ADM eyes Brazilian ethanol, report says
No. 1 U.S. manufacturer of ethanol from corn looks to move into lower-cost production of gas alternative from sugar cane, newspaper says.
NEW YORK (CNNMoney.com) -- Archer Daniels Midland, the nation's largest producer of ethanol fuel from corn, is setting its sights on a move into Brazil's sugar cane-based ethanol business, according to a published report.
The Wall Street Journal says ADM (Charts, Fortune 500) is exploring a variety of strategies to enter Brazil's ethanol market, ranging from building sugar-cane mills and ethanol plants from the ground up to acquiring sugar-cane companies.
Steve Mills, ADM's senior vice president of strategy, told the newspaper that sugar-cane ethanol is now "a key component" of its ethanol strategy.
The paper reports estimates that 30 percent of ADM earnings now come from ethanol. The company had net income of $1.3 billion in the most recent year. But the increased demand for ethanol in the United States has driven up the price of corn and squeezed profits from the business.

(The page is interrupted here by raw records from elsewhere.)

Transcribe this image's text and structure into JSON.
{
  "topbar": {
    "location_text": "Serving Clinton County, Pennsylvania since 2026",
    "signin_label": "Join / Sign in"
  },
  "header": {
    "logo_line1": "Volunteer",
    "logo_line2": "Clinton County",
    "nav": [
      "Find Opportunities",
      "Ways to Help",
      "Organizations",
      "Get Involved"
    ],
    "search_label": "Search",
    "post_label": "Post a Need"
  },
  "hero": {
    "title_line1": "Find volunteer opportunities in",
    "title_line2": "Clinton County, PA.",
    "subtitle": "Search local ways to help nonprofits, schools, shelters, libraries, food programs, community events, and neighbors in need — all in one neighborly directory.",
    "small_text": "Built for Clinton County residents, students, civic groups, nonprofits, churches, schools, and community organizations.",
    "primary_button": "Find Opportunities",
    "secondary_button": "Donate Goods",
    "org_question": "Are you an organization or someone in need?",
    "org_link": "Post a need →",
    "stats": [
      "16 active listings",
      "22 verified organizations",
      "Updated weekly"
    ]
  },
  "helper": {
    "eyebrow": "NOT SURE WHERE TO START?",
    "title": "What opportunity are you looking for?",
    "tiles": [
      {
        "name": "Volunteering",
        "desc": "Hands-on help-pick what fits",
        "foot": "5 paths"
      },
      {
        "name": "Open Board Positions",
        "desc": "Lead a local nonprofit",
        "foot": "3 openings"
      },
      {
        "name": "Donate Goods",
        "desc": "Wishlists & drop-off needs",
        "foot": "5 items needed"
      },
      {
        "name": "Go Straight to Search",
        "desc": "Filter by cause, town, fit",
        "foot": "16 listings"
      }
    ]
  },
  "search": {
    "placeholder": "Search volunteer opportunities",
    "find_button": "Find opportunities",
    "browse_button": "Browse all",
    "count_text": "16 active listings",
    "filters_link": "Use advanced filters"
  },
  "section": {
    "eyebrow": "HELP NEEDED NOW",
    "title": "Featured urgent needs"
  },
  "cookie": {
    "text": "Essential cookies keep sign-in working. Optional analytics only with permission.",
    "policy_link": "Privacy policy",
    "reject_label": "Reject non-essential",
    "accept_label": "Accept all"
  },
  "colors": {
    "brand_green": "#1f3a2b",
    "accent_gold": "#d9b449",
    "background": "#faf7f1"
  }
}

But the rush to build new ethanol plants here could lead to greater supply than demand, according to the report, which could also drive down revenue and profit from the business.
Corn-based ethanol is also relatively expensive, requiring greater energy to convert the grain into alcohol than some other raw materials. The paper quotes an estimate from the Institute for Studies of Commerce and International Negotiations, a think tank in Sao Paulo, as saying that Brazil's sugar cane-based ethanol costs about 90 cents a gallon to produce, which is about two-thirds the cost of corn ethanol.
But a 54 cent-a-gallon tariff on imported ethanol has stopped lower-cost ethanol from Brazil or China from coming into the U.S. market. ADM has supported the extension of that tariff, and Mills told the paper that even if the company enters the market in Brazil, it does not necessarily indicate a change in that position.
Other U.S. producers of ethanol, including VeraSun Energy (Charts), Pacific Ethanol (Charts), Xethanol (Charts) and privately-held Abengoa Bioenergy Corp., have nowhere near the lobbying clout of ADM, which has its own political action committee that contributed $156,999 to federal candidates during the 2006 election cycle.